If harnessed at a much greater potential than it is now, sunlight might not only become the primary source of energy on the planet, but the cheapest too. In one hour the sun sprays our planet with enough energy to power all the electrical needs of the word for an entire YEAR. Now that's something to think about, and luckily scientists around the world have studied this prospect to find a solution, other than the current counter-efficient photo-voltaic cells that power solar panels. This past week alone, two independent studies published almost concomitently come up as breakthroughs for the ultimate development of cost-effective and productive sun harnessing technology.
You might remember Daniel Nocera, an MIT professor of Chemistry, and his artificial leaf setup featured on ZME Science a few months back. Now, Nocera has officially presented his work to rest of the scientific community, after his paper was published in the journal Science. Basically, the chemist's device splits water into molecular hydrogen (H2) and oxygen (O2), somewhat similar to the way plants carry out the first step in photosynthesis. These components can then be stored and used as fuels.
Other research in the past rendered similar results to that of professor Nocera, however the conditions and equipement required to produced the same effects were way more cost detriment. However, Nocera’s group managed to get artificial photosynthesis to work using benign conditions and cheap, abundant materials as catalysts. Specifically, the setup was comprised of a simple, commercially available triple-junction solar cell, connected with two catalysts: cobalt-borate for splitting the water molecule and a nickel-molybdenum-zinc alloy to form the hydrogen gas.
The researchers say they haven't fixed a release date or even size for the final product, which scientists claim will be capable of powering a small home without a problem. The artificial leaf system will also have wireless capabilities, which is actually the most enticing part of this particular research.
"Because there are no wires, we are not limited by the size that the light-absorbing material has to be," says Steven Reece, a research scientist with Sun Catalytix (a company cofounded by Nocera) who worked on the discovery. "We can operate on the micro- or even nanoscale…so you can imagine micro- or nanoparticles, similar to the cells we’ve worked with here, dispersed in a solution."
Researchers believe such devices could help provide power in poor areas that lack consistent sources of electricity.

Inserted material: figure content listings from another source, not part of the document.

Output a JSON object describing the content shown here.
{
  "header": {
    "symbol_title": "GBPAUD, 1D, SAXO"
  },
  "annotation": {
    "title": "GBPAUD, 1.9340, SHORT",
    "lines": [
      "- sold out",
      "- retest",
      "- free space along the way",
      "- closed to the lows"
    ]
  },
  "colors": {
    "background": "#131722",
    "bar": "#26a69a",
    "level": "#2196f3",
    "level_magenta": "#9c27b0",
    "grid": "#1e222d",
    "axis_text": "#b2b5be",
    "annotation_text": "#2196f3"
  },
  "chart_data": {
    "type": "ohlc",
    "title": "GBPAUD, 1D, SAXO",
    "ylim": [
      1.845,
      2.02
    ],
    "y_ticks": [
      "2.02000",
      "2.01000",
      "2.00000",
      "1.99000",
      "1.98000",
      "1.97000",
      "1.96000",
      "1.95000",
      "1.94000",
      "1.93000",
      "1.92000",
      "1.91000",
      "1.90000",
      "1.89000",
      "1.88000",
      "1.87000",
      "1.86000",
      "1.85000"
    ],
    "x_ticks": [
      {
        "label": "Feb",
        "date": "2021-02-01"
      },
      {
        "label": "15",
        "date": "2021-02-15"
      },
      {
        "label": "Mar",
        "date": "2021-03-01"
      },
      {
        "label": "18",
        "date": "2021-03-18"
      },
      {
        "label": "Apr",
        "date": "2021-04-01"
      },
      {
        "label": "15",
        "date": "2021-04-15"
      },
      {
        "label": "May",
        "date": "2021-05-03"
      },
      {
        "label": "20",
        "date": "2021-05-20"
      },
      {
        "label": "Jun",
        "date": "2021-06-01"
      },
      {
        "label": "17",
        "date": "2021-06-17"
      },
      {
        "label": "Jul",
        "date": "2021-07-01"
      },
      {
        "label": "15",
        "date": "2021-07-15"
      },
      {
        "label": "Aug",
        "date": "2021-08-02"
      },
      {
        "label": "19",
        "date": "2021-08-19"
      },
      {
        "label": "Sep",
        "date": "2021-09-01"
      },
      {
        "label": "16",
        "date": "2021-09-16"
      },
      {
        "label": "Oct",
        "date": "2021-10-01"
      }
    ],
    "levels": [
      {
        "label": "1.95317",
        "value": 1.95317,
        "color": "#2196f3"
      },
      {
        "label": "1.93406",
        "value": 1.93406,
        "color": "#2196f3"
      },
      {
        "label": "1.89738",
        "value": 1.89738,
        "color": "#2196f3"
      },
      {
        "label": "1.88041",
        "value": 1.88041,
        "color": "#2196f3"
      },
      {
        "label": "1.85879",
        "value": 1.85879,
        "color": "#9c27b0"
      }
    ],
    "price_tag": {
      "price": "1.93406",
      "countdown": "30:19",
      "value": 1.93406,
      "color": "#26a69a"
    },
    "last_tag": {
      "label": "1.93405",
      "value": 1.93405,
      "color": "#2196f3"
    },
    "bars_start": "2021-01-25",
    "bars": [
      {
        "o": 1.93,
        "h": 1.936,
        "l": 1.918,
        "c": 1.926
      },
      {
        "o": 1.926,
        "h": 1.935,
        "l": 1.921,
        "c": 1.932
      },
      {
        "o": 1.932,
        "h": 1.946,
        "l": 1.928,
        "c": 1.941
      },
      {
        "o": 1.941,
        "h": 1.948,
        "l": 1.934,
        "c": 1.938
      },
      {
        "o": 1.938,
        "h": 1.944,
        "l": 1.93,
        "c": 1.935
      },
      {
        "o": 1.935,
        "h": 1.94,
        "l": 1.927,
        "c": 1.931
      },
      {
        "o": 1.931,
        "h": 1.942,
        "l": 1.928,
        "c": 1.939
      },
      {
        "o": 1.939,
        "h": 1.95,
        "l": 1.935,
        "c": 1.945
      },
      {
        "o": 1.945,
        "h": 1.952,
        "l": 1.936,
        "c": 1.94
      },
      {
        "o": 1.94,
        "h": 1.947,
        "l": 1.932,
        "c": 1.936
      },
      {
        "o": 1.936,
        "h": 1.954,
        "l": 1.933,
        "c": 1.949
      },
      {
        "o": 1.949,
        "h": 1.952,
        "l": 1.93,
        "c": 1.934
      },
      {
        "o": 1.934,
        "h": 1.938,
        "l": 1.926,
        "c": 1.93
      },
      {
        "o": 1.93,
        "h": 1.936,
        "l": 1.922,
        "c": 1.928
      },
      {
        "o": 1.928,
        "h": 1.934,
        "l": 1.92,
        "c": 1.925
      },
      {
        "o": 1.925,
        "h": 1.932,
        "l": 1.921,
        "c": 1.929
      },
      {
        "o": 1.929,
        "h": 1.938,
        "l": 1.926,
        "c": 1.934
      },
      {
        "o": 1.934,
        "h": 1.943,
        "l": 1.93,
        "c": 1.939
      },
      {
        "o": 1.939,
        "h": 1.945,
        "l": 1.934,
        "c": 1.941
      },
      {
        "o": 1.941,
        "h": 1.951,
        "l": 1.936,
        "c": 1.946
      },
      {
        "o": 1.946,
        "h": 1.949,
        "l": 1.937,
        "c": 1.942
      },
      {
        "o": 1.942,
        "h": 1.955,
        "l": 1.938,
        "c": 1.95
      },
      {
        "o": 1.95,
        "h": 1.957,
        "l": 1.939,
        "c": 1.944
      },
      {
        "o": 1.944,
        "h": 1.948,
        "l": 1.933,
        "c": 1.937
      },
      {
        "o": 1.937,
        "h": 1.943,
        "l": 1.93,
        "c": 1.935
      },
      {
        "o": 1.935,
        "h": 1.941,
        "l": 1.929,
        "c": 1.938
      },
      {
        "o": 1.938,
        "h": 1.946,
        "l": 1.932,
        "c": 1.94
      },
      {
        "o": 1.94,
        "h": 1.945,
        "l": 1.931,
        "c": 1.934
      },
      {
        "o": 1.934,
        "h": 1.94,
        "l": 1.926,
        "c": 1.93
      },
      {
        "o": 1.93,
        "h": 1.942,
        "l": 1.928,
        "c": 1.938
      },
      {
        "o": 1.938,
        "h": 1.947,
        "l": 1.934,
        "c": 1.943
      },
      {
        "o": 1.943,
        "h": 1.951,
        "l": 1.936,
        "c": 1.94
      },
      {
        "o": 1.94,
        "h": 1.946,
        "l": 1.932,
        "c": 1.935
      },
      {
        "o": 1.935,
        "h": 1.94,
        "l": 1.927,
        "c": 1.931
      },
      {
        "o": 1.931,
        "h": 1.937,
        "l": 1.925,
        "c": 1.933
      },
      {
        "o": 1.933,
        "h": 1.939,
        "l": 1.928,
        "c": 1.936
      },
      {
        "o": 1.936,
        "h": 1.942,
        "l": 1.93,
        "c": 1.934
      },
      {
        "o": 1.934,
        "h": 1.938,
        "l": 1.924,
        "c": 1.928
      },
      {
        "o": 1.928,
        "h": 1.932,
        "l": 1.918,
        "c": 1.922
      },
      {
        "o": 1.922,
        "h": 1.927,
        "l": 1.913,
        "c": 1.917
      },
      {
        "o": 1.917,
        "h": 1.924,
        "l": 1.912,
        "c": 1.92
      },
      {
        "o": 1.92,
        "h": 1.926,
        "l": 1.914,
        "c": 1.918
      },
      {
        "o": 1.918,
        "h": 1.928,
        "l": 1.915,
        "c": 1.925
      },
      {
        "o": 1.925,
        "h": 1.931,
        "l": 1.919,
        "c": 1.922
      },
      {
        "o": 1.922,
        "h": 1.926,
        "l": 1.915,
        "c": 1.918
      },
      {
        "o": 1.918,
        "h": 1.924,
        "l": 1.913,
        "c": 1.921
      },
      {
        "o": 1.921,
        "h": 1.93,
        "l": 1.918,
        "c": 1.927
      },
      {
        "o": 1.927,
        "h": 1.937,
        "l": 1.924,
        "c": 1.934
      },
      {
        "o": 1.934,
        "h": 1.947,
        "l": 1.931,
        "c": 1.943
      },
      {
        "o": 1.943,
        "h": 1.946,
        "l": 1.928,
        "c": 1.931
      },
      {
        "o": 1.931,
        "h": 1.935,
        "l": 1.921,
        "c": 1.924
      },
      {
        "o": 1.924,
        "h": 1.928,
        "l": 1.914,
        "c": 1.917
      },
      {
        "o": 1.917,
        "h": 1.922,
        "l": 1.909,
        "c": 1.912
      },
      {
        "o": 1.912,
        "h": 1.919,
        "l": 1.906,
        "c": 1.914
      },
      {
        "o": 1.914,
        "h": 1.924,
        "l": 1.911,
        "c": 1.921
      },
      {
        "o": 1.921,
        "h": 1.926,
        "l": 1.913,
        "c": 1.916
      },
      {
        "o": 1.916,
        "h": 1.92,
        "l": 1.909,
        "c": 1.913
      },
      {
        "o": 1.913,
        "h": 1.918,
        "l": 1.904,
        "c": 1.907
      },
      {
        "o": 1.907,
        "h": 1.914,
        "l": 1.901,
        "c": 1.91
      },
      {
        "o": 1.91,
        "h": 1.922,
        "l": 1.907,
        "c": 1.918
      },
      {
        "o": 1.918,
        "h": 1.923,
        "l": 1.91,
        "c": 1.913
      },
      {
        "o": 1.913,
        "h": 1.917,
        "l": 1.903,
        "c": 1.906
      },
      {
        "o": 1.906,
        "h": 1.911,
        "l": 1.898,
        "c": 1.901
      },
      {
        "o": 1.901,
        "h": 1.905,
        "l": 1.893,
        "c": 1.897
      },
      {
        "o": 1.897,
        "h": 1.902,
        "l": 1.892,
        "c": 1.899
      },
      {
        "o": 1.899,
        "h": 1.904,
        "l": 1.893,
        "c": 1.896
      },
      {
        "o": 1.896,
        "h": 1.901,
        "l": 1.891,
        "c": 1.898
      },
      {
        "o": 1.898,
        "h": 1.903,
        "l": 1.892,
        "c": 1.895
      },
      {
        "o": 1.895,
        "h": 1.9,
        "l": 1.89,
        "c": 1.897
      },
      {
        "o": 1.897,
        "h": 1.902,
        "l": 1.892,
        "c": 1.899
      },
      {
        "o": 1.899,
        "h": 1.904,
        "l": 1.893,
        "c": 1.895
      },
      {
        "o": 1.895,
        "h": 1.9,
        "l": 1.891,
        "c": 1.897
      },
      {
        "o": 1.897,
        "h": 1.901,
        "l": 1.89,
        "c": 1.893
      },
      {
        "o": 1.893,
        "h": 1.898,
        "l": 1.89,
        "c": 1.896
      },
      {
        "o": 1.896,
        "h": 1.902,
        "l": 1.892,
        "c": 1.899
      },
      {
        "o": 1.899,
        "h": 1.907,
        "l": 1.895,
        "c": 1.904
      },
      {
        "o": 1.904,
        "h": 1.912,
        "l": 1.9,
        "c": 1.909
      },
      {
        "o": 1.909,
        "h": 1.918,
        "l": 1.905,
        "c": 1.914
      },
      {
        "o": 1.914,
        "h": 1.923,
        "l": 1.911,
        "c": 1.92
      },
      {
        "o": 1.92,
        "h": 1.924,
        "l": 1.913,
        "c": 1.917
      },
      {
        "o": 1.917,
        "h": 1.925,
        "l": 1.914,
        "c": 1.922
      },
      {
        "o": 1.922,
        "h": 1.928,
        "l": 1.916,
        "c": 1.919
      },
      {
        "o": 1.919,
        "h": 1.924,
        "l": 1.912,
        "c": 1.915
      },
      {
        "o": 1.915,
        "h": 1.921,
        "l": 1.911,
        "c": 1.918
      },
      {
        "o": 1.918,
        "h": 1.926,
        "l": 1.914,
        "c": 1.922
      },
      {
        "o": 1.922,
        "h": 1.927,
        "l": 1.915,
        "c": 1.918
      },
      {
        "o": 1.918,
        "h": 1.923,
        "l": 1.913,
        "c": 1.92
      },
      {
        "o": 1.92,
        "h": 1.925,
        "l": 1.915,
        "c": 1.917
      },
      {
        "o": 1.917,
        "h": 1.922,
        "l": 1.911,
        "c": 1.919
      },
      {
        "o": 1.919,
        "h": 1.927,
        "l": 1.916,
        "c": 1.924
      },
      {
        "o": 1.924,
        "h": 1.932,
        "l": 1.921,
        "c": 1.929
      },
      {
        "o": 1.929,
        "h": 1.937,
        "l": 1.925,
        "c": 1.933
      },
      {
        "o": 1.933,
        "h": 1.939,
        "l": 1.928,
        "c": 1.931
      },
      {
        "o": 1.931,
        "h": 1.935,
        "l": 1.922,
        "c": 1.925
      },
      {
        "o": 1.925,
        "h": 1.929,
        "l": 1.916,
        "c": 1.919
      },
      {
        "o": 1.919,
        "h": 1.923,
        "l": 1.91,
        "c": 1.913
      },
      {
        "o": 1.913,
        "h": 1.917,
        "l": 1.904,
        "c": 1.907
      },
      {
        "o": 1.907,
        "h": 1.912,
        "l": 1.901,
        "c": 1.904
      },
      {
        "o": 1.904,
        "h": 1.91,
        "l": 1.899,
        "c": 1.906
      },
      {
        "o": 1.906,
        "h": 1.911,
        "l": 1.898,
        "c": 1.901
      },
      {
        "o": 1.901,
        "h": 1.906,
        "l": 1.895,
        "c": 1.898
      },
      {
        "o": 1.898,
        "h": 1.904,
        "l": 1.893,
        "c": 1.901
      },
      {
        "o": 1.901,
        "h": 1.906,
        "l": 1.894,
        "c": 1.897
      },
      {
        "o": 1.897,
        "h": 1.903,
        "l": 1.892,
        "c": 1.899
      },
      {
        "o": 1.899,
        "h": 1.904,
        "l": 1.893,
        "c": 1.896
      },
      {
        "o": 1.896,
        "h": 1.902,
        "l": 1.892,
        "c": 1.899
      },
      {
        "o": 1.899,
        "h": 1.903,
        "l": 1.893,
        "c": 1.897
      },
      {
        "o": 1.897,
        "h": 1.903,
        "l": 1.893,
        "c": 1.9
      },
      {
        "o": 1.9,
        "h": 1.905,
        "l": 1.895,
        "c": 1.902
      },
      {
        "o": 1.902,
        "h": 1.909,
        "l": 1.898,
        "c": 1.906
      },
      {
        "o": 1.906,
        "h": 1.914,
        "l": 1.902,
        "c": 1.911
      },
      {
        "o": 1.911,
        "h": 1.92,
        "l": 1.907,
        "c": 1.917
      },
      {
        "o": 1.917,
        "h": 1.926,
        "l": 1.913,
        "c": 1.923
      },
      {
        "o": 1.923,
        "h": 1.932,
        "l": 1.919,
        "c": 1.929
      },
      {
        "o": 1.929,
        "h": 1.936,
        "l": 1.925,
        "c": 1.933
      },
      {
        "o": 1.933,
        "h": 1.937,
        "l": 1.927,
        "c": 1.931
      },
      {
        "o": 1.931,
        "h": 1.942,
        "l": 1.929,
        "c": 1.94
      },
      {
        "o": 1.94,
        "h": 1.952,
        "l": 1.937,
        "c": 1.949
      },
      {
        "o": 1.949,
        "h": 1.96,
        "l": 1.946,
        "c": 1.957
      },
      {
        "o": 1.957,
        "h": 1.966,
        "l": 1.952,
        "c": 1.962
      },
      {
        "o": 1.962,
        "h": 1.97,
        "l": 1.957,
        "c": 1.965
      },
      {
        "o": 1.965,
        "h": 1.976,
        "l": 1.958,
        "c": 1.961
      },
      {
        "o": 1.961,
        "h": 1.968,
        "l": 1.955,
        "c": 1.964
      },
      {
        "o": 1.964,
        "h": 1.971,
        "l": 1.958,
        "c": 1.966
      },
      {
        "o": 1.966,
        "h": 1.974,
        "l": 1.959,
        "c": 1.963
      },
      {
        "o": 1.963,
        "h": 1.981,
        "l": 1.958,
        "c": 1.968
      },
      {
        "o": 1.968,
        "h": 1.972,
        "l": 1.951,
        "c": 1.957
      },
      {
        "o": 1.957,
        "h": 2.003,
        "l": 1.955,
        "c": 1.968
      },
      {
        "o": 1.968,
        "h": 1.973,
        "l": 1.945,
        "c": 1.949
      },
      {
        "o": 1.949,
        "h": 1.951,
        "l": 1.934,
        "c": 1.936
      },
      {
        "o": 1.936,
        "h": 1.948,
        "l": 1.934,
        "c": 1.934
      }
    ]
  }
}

"As the inputs are light and water, and the output is fuel, one can certainly see the applicability of something like that to the developing world," says Thomas Jarvi, chief technology officer at Sun Catalytix.
The second study, published concomitently with the hydrogen fuel artificial leaf producer, involves a different take on harnessing photosynthesis, namely recycling CO2. In the natural world, the sun’s energy extracts electrons from a water molecule, which then reduce CO2 into fuel (in plants, the fuel takes the form of carbohydrates).
In the report, published by a team led by chemists Richard Masel of Dioxide Materials in Champaign, Illinois, and Paul Kenis of the University of Illinois Urbana-Champaign, the researchers show how they've managed to come up with a more energy efficent solution to turning CO2 into CO. Converting CO2 to CO has always required applying large electrical voltages to CO2 to make the change. These large eletrical voltages actually translate into high loss of energy, which would've never compensate in carbohydrate fuel.
However, the researchers have managed to make the process extremely cost-effective, now, by using ionic liquid in their setup, a novel component to use as a solvent in junction with CO2 - one that is 10 times more energy efficient.
Remarkably, study leader Masel claims the photosinthetic setup might provide the necessary background for an upgrade capable of turning CO2 into "syngas"—a mixture used in the petrochemical industry to make gasoline and other fuels.
The experiment "shows that one can make syngas efficiently from any source of electricity," Masel says. However, large-scale versions of the device probably won’t be demonstrated until 2018. "Presently we have demonstrated the process on the 1-centimeter-squared scale. We need to go to the million cm2 to make significant amounts of gasoline.